In the lower frequency range, the coupling between the first two-wire line and the second two-wire line, ie between the conductor lines w1, w2, w3, is magnetic, since the conductor lines are wound on a ferrite pot or toroidal core K of very high permeability. The winding of the conductor line w4 does not work, since this winding with the capacitor C1 represents a series resonance circuit at the upper end of the band. With increasing frequency and decreasing permeability of the core K, the coupling via the conductor tracks w1 to w4 is brought about in its capacity as a waveguide. The transmission ratio (the impedance transformation) of the broadband transmitter is determined in the lower frequency range according to the ratio of the number of turns of w1, or w2, to w3. In the upper frequency range, the transmission ratio is determined by the ratio of the line lengths of the waveguides w1 or w2 and w3 or w4. For a transmission ratio that is the same over the entire frequency range, the number of turns and conductor lengths must be coordinated. If this coordination is not exactly possible due to other specifications, additional reactances at the entrance and exit, here e.g. B. in the form of transverse capacitors C2 and C3, an improvement in the impedance transformation can be brought about. The open line, consisting of w3 and w4, is coupled directly as a winding over the entire core to the line consisting of w1, w2; ie in the embodiment with a ring core ( Fig. 3), both lines are evenly distributed over the entire core circumference. With this arrangement, the coupling is strong and the transmitter bandwidth is very high by preventing stray losses. The already very high bandwidth of the transmitter as a result of this measure can be increased further if, according to the invention, a resonance increase is provided in the upper frequency range of the broadband transmitter.

Such an increase in resonance can be achieved, for example Setting a series resonance of the resonant circuit, existing from the line w4 and the capacitor C1. For this purpose, the capacitor C1 is preferably adjustable educated.
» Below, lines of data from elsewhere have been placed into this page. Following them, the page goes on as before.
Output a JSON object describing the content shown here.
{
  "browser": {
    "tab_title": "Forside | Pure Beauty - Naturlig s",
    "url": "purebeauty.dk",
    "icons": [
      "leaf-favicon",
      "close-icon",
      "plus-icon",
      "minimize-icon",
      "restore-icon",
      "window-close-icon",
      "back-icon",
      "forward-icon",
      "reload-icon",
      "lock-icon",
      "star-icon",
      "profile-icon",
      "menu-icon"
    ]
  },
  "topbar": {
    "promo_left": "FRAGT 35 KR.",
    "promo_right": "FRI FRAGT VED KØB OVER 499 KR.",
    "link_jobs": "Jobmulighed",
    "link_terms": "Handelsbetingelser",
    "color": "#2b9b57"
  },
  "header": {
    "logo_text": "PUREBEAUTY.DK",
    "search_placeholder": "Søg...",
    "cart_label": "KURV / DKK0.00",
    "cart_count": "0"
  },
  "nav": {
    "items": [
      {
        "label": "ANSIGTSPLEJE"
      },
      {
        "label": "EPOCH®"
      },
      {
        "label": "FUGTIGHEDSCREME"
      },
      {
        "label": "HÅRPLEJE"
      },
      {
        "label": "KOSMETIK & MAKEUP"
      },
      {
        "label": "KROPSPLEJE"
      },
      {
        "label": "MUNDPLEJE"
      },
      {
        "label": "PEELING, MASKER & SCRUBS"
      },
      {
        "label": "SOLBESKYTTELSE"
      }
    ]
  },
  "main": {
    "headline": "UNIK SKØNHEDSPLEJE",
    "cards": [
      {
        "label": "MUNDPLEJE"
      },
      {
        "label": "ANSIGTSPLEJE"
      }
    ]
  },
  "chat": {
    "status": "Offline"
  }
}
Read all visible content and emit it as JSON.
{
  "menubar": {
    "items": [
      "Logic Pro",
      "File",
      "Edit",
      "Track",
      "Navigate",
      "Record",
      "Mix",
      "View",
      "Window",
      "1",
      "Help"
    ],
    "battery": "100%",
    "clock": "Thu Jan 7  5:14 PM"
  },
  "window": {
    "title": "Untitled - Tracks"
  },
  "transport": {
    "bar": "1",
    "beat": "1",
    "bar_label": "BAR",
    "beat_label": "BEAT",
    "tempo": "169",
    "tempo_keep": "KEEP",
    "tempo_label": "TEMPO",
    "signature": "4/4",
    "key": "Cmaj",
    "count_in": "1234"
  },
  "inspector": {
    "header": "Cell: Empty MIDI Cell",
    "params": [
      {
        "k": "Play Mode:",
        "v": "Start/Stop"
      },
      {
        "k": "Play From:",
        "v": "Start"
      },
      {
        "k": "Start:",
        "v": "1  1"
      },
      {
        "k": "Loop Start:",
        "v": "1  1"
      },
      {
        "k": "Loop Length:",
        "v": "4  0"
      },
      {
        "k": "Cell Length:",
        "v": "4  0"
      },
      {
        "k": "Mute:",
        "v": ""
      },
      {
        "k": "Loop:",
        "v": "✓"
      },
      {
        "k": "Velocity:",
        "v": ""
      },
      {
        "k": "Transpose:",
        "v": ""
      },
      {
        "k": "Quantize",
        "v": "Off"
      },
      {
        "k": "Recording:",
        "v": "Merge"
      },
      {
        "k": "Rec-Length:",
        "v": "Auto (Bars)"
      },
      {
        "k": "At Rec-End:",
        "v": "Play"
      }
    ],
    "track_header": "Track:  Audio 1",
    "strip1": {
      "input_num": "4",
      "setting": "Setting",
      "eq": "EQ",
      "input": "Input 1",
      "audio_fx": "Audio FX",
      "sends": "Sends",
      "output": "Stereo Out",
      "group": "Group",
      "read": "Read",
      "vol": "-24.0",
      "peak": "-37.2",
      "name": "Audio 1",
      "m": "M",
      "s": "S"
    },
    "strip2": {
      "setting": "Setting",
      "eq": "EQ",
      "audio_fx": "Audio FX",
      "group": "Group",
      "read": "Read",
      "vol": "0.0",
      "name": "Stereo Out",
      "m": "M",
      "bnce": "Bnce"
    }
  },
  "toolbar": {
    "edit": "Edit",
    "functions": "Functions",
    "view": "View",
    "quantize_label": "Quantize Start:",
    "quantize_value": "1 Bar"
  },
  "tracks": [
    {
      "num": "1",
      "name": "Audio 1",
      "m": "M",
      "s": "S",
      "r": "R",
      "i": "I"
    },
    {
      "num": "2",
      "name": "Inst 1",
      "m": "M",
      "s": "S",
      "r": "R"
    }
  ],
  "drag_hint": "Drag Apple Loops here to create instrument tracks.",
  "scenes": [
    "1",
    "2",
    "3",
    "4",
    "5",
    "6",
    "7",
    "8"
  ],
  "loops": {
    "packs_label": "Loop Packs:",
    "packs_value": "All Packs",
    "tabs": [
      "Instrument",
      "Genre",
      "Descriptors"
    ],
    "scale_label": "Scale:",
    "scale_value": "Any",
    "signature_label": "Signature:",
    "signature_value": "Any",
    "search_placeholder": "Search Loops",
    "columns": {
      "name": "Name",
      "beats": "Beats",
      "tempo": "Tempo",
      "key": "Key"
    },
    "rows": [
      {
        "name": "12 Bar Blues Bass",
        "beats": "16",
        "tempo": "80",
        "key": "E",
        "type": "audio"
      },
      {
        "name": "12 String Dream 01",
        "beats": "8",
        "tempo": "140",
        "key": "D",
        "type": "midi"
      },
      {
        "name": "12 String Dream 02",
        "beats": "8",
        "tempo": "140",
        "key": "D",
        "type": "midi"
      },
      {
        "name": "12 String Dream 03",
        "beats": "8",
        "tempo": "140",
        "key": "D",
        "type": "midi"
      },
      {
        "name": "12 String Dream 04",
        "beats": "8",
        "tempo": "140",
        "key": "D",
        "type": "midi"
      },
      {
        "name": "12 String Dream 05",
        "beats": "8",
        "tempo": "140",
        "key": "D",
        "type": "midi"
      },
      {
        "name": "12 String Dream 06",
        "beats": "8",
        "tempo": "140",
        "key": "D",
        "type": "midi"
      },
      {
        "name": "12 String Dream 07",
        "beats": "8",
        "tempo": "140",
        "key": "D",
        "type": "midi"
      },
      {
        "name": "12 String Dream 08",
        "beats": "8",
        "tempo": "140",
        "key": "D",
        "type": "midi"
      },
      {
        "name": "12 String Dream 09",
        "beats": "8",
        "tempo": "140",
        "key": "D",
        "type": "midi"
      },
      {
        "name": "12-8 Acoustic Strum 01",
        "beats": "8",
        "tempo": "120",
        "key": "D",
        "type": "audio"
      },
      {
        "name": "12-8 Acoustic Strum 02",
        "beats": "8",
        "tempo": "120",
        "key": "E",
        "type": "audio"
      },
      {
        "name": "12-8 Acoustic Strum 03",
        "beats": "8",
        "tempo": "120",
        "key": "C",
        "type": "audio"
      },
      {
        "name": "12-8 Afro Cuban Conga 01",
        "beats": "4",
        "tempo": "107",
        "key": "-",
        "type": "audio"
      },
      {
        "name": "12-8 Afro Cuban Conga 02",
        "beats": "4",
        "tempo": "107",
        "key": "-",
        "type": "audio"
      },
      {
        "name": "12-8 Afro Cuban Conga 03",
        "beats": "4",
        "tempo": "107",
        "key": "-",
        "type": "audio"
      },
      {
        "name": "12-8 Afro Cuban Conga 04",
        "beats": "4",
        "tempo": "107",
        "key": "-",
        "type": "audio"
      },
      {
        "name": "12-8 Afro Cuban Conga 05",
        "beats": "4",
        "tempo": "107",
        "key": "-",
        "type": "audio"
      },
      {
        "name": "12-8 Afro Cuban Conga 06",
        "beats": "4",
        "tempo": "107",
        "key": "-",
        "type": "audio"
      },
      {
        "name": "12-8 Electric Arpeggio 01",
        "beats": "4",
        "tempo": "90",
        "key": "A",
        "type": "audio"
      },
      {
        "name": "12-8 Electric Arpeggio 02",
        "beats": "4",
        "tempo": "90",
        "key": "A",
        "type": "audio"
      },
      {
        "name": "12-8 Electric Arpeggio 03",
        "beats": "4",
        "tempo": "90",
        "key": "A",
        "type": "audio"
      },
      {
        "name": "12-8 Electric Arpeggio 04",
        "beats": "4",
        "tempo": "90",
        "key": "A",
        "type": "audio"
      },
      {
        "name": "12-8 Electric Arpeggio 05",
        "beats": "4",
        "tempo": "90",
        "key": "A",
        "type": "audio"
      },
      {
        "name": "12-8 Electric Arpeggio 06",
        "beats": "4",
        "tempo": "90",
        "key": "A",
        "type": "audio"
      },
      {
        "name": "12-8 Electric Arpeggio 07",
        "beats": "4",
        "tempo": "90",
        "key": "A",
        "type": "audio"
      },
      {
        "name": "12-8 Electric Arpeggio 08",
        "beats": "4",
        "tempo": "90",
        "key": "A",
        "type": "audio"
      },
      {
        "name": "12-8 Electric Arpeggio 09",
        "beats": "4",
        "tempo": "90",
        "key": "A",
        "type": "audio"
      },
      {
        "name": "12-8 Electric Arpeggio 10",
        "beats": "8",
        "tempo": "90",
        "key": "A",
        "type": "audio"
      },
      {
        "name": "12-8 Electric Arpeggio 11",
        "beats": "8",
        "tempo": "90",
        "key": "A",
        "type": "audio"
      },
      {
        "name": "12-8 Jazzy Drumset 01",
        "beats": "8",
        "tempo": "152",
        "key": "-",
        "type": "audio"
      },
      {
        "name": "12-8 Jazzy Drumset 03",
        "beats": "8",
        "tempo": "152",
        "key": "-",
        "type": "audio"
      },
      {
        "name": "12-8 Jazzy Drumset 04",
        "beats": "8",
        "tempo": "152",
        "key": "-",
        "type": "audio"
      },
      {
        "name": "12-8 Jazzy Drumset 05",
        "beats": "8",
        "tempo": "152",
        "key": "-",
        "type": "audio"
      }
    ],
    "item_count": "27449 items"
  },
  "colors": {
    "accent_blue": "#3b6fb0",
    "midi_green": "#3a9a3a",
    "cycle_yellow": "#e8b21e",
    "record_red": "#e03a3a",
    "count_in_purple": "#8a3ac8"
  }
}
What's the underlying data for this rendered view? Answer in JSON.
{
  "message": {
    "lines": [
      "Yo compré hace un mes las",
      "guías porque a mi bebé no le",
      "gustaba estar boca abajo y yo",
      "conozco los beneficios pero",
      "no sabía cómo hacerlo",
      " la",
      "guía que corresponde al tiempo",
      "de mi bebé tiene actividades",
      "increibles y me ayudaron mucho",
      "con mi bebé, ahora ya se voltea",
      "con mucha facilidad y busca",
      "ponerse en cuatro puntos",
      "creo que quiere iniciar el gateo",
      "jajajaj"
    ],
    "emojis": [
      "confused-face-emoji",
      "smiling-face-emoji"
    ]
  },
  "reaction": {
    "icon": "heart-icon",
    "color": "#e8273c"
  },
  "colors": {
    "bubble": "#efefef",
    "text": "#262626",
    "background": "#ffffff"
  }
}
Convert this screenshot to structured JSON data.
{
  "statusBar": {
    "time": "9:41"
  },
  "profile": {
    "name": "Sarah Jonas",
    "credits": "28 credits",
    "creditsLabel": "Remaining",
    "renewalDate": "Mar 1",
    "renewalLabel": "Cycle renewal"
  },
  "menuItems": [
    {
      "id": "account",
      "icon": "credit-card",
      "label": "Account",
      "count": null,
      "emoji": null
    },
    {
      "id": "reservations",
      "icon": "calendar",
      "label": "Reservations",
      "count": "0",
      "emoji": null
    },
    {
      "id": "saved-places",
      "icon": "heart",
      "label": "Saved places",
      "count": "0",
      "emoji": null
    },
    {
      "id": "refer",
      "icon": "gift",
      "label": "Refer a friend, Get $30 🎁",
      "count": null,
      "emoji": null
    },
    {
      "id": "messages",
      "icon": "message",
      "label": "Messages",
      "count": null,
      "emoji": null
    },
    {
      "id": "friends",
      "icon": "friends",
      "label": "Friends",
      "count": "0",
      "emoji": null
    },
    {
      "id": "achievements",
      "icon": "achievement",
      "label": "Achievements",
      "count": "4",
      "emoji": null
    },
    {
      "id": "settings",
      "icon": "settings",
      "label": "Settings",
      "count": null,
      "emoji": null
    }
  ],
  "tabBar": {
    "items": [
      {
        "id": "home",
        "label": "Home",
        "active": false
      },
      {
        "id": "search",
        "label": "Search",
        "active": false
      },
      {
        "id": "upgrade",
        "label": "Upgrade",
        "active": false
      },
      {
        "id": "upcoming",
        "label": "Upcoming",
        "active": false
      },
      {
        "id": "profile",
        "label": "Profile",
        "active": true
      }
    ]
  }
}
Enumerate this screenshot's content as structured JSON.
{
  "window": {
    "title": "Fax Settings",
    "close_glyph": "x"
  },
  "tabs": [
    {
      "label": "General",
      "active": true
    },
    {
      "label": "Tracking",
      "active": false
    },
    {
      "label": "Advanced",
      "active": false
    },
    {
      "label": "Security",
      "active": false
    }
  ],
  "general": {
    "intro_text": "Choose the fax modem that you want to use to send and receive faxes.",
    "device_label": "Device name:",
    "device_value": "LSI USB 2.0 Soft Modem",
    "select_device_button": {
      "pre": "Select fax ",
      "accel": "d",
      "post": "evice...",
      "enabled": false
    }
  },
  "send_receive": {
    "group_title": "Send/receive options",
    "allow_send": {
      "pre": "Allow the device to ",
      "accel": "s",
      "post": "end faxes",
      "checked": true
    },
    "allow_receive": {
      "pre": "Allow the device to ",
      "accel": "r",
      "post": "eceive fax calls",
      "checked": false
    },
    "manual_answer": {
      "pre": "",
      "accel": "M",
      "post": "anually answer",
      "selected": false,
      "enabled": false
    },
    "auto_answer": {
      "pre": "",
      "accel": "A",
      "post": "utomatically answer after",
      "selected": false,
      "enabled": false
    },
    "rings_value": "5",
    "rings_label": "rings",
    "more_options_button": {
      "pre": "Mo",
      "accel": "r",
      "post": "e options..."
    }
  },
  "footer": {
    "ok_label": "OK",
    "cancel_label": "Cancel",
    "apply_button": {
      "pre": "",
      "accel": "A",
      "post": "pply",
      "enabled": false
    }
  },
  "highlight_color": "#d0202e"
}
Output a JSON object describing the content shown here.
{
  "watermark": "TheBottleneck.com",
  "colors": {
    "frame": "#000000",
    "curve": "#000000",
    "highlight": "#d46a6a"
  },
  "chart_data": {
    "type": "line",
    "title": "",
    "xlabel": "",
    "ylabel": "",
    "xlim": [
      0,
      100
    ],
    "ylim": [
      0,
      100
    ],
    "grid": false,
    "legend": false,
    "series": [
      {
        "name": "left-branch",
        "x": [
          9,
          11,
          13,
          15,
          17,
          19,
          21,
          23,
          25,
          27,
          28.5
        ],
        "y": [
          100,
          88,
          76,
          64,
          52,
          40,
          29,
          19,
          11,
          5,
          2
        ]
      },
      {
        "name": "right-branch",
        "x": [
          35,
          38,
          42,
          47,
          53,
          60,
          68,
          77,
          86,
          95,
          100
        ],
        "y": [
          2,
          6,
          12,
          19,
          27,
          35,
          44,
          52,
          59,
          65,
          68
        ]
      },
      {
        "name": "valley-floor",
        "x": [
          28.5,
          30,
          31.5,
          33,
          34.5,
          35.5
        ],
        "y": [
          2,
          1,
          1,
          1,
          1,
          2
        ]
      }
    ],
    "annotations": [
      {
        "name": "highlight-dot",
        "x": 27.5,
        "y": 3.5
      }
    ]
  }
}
Fig. 2 shows the amplitude response (attenuation a / dB) over the frequency of a broadband transmitter according to the invention. The bandwidth extends over 5.5 decades - 500 Hz to 100 MHz - and is therefore extremely high. This broadband transformer was implemented with an input impedance of 90 ohms and an output impedance of 75 ohms. The first two-wire line was designed with 28 core turns and the second two-wire line with 3 core turns. A common 2R (20 × 7) core was used as the ring core.

FIG. 3 shows the arrangement of the two-wire line on the ring core and its connection according to FIG. 1.

Claims (5)

1. Broadband transmitter with the following features:

• a first and a second two-wire or coaxial line (w1, w2 and w3, w4) are wound on a transformer core (K),
• - The two-wire or coaxial lines are connected in series with the same winding sense,
• - In the first two-wire or coaxial line (w1, w2) is the first conductor line (w1) at one line end ( 1 , 3 ) with the input (E) of the broadband transmitter and the second line line (w2) at the other line end ( 5 , 7 ) connected to the output (A) of the broadband transmitter,
• - The unconnected free ends ( 3 , 2 , 4 ) of the two-wire or coaxial lines are connected directly or via a reactance (C1) to a common base (M).

2. Broadband transmitter according to claim 1, characterized characterized in that that cable run (w4) of the second Two-wire or coaxial line, which to the output (A) of Broadband transmitter performs on a capacitor (C1) the common base point (M) is switched.   3. Broadband transmitter according to claim 1, characterized characterized in that the capacitor (C1) is adjustable that it is together with the conductor track leading to output (A) (w4) the second two-wire or coaxial line Series resonance circuit in the upper frequency range of the Broadband transmitter forms. 4. broadband transmitter according to one of claims 1 to 3, characterized in that between the input (E) and / or Exit (A) of the broadband transmitter and common base (M) reactances (C2, C3) are provided for impedance matching.   5. broadband transmitter according to one of claims 1 to 4, characterized in that the transformer core (K) as Ring core is formed and that both the first and the second two-wire or coaxial line evenly over the whole ring core is distributed.